Find more posts tagged with

AI Studio

Getting Started

Accepted answers

Telcontar120

You should be able to save the predictions from the two different models, then rename predictions from one set so they don't have the same names as the other, and then join them together using your id variable. Once you have them both together, you can use Generate Attributes to create a flag where predictions are different, and then filter the dataset on that and do some exploratory data analysis.

All comments

Telcontar120

njmorskieft

@Telcontar120 wrote:
You should be able to save the predictions from the two different models, then rename predictions from one set so they don't have the same names as the other, and then join them together using your id variable. Once you have them both together, you can use Generate Attributes to create a flag where predictions are different, and then filter the dataset on that and do some exploratory data analysis.

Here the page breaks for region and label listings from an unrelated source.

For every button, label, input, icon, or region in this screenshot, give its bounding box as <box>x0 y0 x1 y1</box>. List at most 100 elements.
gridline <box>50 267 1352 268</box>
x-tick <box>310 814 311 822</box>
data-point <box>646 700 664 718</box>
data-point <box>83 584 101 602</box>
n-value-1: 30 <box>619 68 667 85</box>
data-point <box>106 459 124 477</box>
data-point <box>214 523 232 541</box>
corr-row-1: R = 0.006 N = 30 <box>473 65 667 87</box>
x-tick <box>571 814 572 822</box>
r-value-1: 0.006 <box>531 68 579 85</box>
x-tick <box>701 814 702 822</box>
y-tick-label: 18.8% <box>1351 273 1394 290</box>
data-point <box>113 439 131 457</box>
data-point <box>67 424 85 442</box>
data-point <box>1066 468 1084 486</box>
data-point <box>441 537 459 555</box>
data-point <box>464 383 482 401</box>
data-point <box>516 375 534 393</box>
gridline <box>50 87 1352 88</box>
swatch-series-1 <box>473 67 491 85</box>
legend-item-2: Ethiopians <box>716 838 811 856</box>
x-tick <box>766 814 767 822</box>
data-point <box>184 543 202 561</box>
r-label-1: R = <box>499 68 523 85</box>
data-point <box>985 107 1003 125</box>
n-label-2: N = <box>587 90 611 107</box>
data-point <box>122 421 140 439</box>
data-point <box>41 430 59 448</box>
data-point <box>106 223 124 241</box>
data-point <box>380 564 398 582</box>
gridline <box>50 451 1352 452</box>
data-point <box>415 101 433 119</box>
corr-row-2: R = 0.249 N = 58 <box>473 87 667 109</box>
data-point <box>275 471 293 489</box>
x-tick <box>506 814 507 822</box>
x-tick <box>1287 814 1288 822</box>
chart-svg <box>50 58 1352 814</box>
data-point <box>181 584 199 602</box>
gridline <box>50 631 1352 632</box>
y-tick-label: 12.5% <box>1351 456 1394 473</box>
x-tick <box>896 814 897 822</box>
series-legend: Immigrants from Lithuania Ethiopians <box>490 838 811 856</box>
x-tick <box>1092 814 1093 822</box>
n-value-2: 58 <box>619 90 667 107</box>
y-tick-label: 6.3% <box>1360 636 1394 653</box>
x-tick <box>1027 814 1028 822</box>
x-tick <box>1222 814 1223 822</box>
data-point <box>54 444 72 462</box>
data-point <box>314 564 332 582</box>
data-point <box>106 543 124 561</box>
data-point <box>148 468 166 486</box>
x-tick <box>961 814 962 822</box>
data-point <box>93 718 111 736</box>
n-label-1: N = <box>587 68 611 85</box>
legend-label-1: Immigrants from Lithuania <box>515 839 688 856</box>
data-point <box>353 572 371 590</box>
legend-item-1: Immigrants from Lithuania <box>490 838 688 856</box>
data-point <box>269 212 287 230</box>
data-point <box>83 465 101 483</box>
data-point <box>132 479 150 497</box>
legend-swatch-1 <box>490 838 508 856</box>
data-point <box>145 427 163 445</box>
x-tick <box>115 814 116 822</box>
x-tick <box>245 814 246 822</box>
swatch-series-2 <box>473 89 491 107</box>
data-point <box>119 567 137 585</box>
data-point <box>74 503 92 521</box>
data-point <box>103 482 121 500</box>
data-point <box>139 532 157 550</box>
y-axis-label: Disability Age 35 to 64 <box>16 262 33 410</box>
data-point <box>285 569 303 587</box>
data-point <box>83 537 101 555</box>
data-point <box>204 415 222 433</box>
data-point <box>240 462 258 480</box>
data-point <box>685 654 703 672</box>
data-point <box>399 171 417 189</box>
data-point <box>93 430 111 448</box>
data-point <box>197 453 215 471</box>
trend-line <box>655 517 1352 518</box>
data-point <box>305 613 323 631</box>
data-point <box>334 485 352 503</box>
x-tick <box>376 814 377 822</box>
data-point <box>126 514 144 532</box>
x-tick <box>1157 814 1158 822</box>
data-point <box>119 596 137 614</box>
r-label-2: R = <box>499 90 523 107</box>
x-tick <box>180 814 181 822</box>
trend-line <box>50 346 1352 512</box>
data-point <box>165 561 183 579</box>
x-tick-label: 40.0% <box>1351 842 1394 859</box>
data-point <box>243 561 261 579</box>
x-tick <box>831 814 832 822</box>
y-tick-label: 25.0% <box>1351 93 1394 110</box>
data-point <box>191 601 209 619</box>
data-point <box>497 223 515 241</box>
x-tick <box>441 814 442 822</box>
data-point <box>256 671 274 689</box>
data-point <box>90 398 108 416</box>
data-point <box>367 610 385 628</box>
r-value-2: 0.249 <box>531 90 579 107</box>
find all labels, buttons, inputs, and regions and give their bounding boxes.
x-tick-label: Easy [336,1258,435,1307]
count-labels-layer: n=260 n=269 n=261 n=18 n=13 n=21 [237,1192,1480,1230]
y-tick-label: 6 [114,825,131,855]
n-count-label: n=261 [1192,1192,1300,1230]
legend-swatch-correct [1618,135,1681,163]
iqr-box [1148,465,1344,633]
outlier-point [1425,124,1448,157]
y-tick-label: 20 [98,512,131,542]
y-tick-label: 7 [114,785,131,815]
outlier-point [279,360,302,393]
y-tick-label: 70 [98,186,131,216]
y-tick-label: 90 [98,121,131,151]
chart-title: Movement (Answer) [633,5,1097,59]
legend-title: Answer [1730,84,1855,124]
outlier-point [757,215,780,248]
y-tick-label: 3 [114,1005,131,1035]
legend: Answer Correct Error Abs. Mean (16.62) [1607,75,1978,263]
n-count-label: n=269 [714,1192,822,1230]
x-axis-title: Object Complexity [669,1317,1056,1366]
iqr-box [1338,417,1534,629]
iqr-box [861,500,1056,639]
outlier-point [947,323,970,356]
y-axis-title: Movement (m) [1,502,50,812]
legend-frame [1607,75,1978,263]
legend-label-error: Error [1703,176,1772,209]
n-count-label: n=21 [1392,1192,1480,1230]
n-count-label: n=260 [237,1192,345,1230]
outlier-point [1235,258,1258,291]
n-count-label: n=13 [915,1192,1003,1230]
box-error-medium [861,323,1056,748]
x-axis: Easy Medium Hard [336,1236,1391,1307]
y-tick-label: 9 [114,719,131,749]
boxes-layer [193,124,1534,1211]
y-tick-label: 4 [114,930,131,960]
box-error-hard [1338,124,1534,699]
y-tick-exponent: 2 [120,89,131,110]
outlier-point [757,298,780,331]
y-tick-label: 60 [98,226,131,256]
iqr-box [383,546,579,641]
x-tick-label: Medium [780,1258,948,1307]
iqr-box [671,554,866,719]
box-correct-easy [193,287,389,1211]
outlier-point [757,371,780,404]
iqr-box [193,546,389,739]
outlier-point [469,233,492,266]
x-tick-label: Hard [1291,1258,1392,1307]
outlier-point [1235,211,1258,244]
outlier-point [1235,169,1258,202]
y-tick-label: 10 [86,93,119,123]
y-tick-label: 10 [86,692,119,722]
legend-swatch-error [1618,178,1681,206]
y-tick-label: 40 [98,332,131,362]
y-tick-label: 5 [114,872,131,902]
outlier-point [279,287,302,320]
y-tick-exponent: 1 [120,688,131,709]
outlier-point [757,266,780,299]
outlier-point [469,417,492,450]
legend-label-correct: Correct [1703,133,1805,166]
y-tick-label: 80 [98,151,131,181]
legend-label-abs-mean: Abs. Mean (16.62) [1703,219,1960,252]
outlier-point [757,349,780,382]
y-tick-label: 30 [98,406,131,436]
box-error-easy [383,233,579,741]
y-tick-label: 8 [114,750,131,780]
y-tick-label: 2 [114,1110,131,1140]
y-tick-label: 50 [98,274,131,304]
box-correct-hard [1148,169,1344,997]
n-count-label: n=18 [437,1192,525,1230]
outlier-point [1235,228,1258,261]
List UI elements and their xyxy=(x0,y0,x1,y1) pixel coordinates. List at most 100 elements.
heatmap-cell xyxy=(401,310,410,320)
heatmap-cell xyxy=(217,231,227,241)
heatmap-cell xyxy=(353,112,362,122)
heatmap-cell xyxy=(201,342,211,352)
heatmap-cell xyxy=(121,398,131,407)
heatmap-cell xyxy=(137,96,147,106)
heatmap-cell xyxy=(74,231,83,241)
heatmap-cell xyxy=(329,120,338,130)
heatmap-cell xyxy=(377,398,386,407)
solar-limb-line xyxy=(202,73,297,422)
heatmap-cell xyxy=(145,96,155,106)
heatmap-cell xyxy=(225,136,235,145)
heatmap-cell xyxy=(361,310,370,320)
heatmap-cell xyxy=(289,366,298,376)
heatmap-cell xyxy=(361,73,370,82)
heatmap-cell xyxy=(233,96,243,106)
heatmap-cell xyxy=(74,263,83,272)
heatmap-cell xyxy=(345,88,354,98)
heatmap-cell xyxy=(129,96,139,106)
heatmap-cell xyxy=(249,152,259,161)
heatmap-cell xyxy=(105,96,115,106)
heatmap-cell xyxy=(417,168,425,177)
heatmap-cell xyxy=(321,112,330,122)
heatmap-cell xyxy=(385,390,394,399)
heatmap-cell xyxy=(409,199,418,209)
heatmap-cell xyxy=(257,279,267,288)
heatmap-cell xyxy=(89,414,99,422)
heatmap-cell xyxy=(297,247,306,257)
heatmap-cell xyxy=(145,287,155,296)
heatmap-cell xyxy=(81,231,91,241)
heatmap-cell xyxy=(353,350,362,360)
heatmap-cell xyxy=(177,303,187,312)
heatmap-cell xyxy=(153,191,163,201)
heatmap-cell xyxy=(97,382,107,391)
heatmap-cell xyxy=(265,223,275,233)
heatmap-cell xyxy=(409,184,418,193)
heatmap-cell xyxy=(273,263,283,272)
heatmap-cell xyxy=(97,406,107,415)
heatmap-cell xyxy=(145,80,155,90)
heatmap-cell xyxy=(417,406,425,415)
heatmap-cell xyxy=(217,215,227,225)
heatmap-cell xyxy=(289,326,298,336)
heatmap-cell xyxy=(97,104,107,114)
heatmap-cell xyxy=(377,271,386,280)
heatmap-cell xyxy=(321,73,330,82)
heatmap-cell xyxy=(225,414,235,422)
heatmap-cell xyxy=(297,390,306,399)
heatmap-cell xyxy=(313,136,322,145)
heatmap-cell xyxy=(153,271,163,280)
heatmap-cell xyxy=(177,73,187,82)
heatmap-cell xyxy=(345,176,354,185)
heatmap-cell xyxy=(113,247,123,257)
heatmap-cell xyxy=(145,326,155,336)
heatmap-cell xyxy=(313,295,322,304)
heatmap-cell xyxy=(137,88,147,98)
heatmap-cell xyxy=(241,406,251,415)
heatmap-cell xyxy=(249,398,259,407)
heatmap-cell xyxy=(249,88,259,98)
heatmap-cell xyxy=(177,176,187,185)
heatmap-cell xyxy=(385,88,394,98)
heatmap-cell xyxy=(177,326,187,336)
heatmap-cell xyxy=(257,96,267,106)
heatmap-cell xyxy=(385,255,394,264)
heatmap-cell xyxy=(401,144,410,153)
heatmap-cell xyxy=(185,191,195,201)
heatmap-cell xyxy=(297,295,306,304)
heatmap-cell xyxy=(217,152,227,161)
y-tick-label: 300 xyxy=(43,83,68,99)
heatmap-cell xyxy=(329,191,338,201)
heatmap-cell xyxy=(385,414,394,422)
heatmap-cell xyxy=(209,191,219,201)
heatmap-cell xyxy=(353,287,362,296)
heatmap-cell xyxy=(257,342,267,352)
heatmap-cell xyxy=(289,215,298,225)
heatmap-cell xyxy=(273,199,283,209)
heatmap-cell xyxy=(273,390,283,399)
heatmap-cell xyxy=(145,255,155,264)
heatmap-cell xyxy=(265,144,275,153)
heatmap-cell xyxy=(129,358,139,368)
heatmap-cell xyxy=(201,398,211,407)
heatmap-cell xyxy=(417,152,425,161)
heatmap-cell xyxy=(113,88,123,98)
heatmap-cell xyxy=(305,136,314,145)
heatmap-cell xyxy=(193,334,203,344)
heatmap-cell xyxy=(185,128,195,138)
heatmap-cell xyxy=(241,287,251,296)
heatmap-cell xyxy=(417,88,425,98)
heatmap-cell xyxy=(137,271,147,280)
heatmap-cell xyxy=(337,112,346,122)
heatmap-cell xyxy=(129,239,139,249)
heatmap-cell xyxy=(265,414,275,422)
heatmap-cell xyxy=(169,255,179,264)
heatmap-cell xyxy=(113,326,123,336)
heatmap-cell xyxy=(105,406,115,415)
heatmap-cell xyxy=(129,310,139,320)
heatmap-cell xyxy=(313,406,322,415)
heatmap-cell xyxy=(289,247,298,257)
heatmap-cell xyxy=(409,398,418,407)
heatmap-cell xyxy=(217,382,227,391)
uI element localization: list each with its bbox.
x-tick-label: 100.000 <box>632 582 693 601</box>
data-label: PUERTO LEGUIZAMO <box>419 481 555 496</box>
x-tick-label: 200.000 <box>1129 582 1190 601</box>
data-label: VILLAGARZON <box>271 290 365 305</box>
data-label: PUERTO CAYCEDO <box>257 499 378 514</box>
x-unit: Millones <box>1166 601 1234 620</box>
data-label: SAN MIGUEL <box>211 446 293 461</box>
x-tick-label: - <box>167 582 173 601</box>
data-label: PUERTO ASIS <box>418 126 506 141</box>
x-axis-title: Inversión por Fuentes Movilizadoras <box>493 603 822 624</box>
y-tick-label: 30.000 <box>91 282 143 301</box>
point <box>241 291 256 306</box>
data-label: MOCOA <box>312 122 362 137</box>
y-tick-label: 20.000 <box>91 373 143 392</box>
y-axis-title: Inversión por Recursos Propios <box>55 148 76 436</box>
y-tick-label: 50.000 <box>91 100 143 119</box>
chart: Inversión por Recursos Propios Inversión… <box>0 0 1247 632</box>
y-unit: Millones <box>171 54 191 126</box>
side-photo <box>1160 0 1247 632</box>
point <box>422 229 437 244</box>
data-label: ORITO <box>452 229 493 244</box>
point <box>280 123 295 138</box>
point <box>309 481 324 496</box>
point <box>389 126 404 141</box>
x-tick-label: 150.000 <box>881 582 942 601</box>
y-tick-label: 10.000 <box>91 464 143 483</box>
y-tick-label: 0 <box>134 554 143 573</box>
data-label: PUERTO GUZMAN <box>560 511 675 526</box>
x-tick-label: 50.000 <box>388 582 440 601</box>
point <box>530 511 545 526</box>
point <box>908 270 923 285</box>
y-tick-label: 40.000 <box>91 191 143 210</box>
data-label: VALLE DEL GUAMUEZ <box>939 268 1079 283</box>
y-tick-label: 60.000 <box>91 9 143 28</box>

Thank you! I would like to add something to your answer, the join will filter out the predictions of one model, even after renaming, so you should also change the label (with Set Role) to no longer be a label (prediction) attribute.

Telcontar120

Correct, I should have mentioned the need to change the role of the 2nd prediction as well as the name. Good catch!